Tampil di lapangan terbuka yang becek dan berlumpur seusai hujan, Morrissey membuka konser dengan sapaan yang membuat penonton terharu. ”My heart, my heart, my heart, Jakarta,” ucapnya. Ia lalu membawakan nomor-nomor wahid dari album solonya, seperti Suedehead, Alma Matters, Everyday is Like Sunday, You’re the One for Me Fatty, dan First of the Gang to Die. Daftar lagu ini sebenarnya tak jauh berbeda dengan yang ia bawakan saat tampil di Tennis Indoor Senayan, empat tahun lalu. Padahal sebelumnya dijanjikan bahwa Morrissey akan tampil membawakan lagu-lagu dari album terbarunya, World Peace is None of Your Business, yang rilis pada 2014. Toh, penggemarnya tak keberatan.
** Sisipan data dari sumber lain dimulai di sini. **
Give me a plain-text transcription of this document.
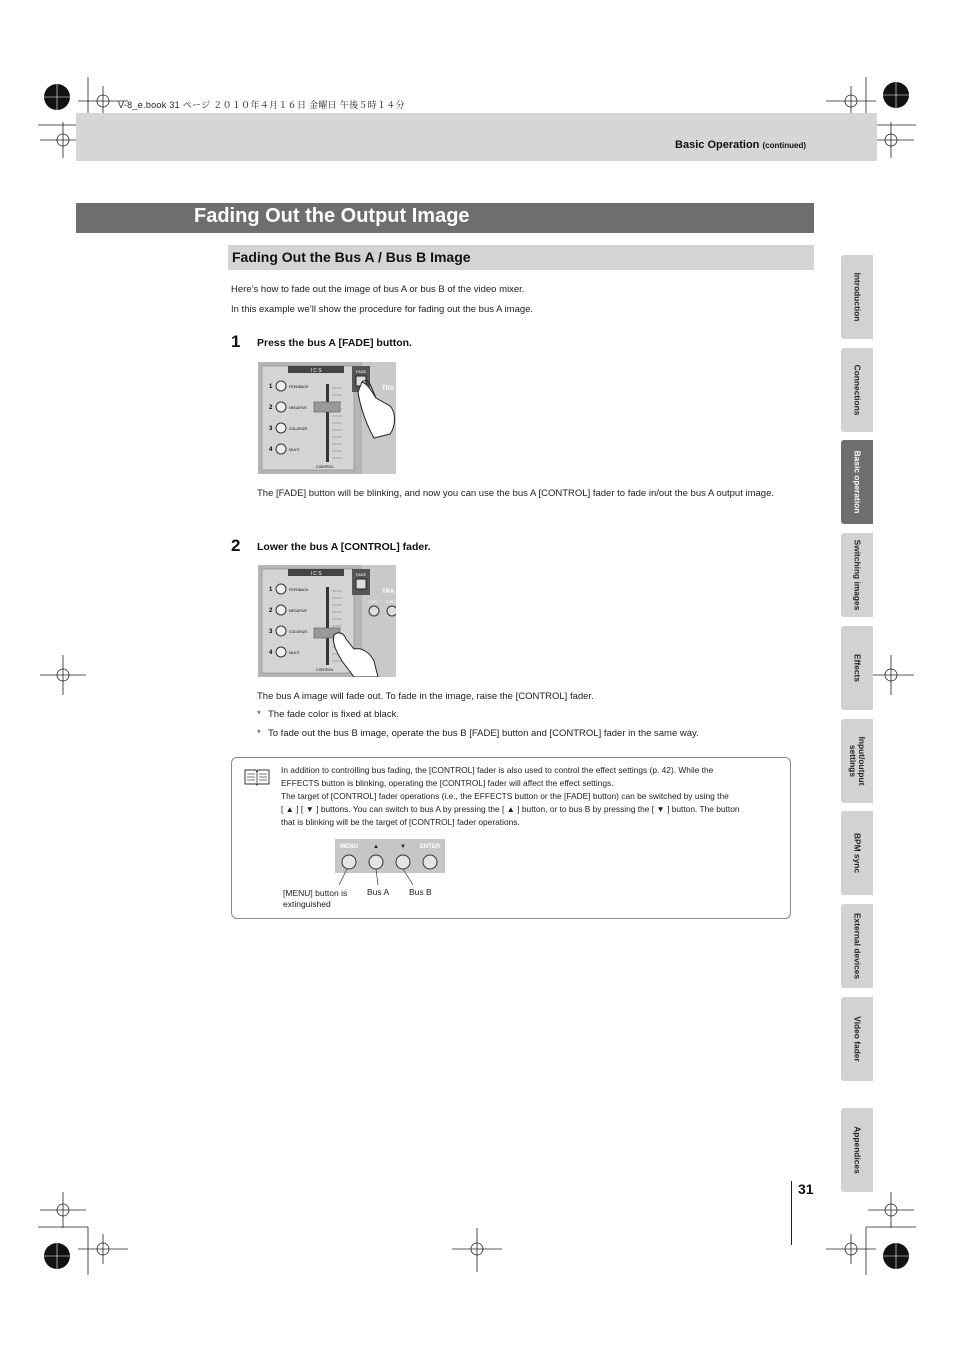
V-8_e.book 31 ページ ２０１０年４月１６日 金曜日 午後５時１４分
Basic Operation (continued)
Fading Out the Output Image
Fading Out the Bus A / Bus B Image
Here’s how to fade out the image of bus A or bus B of the video mixer.
In this example we’ll show the procedure for fading out the bus A image.
1 Press the bus A [FADE] button.
I C S
1	FEEDBACK
2	NEGATIVE
3	COLORIZE
4	MULTI
CONTROL
FADE
TRA
The [FADE] button will be blinking, and now you can use the bus A [CONTROL] fader to fade in/out the bus A output image.
2 Lower the bus A [CONTROL] fader.
I C S
1	FEEDBACK
2	NEGATIVE
3	COLORIZE
4	MULTI
CONTROL
FADE
TRA
1 HR 2 W
The bus A image will fade out. To fade in the image, raise the [CONTROL] fader.
* The fade color is fixed at black.
* To fade out the bus B image, operate the bus B [FADE] button and [CONTROL] fader in the same way.
In addition to controlling bus fading, the [CONTROL] fader is also used to control the effect settings (p. 42). While the
EFFECTS button is blinking, operating the [CONTROL] fader will affect the effect settings.
The target of [CONTROL] fader operations (i.e., the EFFECTS button or the [FADE] button) can be switched by using the
[ ▲ ] [ ▼ ] buttons. You can switch to bus A by pressing the [ ▲ ] button, or to bus B by pressing the [ ▼ ] button. The button
that is blinking will be the target of [CONTROL] fader operations.
MENU	▲	▼ ENTER
[MENU] button is
extinguished
Bus A Bus B
Introduction
Connections
Basic operation
Switching images
Effects
Input/output settings
BPM sync
External devices
Video fader
Appendices
31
Malah banyak penonton yang berteriak-teriak minta Morrissey menyanyikan lagu lawas The Smiths, seperti There is a Light that Never Goes Out dan Heaven Knows I’m Miserable Now. Permintaan itu ditanggapi Morrissey dengan kocak. ”Nah, nay, no!” ujarnya.
Morrissey mendirikan The Smiths pada 1982 di Manchester bersama gitaris Johnny Marr, basis Andy Rourke, dan drumer Mike Joyce. Band ini menjadi tonggak penting dalam sejarah musik Britpop, juga dunia. Mereka disebut sebagai penggagas gerakan musik independen yang meluncurkan albumnya di bawah bendera perusahaan rekaman indie, Rough Trade.
Setelah The Smiths bubar lima tahun kemudian, Morrissey lanjut berkarier solo. Ia merilis 49 lagu dan 12 album solo, menabalkan diri sebagai musikus yang menulis lirik-lirik kritis hingga menjadi obyek studi akademis. Album terakhirnya mendapat julukan the most critically acclaimed records of the year.
Teriakan histeris bergema saat Morrissey akhirnya menampilkan lagu The Smiths, How Soon is Now. Soundtrack serial televisi Charmed itu memancing kor otomatis dari penonton. ”Enggak nyangka Moz bawain lagu ini juga. Ini kan bukan lagu solo dia,” kata Aprilia Safitri Ramdhani, 25 tahun, salah seorang penonton.
Aprilia, yang mengenal Morrissey lewat The Smiths, puas sekali terhadap penampilan idolanya malam itu. Menonton konser Moz—panggilan Morrissey—disebutnya sebagai pengalaman naik haji, yang telah dua kali dia lakukan, yakni di Hong Kong dan kali ini di Jakarta. April juga hafal betul kelakuan idolanya yang suka ngambek saat tampil dan pergi dari panggung begitu saja. ”Sewaktu di Hong Kong, dia ngambek karena sound-nya jelek,” ucapnya.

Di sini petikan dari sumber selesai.